We honor the culinary success of one of America’s most celebrated chefs, Jacques Pépin.

“Easily the most influential French chef to the wave of young American chefs.”

“His earliest work was all about taking the classic dishes and demystifying them, almost decoding them, and making them accessible.”

See his public access show – Essential Pépin (Episode 103 – Desserts)

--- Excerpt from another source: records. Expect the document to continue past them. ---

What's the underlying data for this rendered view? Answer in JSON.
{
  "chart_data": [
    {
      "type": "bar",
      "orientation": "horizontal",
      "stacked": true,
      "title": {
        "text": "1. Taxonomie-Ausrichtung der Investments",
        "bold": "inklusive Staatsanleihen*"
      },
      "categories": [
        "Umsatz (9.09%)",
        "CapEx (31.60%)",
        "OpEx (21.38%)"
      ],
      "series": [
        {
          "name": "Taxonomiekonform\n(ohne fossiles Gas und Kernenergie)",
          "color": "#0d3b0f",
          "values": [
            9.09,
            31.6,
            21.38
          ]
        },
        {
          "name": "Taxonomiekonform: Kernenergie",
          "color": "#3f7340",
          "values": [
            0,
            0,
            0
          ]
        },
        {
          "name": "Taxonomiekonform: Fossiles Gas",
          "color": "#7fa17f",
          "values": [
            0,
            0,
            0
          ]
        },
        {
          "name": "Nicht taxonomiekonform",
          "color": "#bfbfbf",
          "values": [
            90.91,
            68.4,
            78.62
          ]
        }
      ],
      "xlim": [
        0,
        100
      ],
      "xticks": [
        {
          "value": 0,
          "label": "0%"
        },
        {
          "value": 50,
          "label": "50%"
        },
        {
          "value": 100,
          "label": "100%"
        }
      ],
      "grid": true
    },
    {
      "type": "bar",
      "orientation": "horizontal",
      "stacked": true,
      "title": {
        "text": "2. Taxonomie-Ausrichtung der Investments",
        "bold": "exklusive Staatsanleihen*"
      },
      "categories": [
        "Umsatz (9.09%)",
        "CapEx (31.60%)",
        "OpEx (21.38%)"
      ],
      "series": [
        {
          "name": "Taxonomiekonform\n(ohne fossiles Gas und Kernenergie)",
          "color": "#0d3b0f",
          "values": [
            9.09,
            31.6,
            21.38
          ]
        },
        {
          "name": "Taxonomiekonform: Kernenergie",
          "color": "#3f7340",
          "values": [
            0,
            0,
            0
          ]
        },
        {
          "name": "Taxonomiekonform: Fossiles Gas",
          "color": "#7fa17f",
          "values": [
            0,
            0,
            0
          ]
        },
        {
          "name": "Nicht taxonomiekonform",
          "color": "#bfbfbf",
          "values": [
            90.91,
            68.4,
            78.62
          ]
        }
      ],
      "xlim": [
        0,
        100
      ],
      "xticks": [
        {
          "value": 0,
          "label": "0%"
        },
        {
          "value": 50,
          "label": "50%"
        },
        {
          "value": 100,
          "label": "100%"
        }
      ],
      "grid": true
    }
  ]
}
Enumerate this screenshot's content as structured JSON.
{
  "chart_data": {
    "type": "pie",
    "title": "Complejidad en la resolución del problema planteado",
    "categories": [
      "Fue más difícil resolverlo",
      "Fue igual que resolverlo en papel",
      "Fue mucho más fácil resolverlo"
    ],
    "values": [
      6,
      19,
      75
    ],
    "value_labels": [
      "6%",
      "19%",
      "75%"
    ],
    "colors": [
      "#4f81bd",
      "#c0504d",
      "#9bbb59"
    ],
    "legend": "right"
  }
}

Jacques Pepin Desserts – light and healthy panache, tatin, and tart

My favorite chef, Jacques Pépin, cooks up four delicious, and mostly healthy desserts:

Episode 103: Jacques helps his daughter Claudine relinquish her fear of making pastry with his easy Tartelettes Aux Fruit Panaches. She goes on to assist her father in the kitchen as he makes his variation of the very traditional French, Tarte Tatin. Jacques then shares his mother’s recipe for Mémé’s Apple Tart using an unusual method to make the pastry. Finally his granddaughter Shorey joins him to make and taste Individual Chocolate Nut Pies.

“You cannot make great food without mixing some love into it.”

My favorite is the Tartalettes Aux Fruit Panaches - Thin disks of dough baked with a topping of lightly sugared apricot and plum wedges until the pastry is crisp and the fruit soft.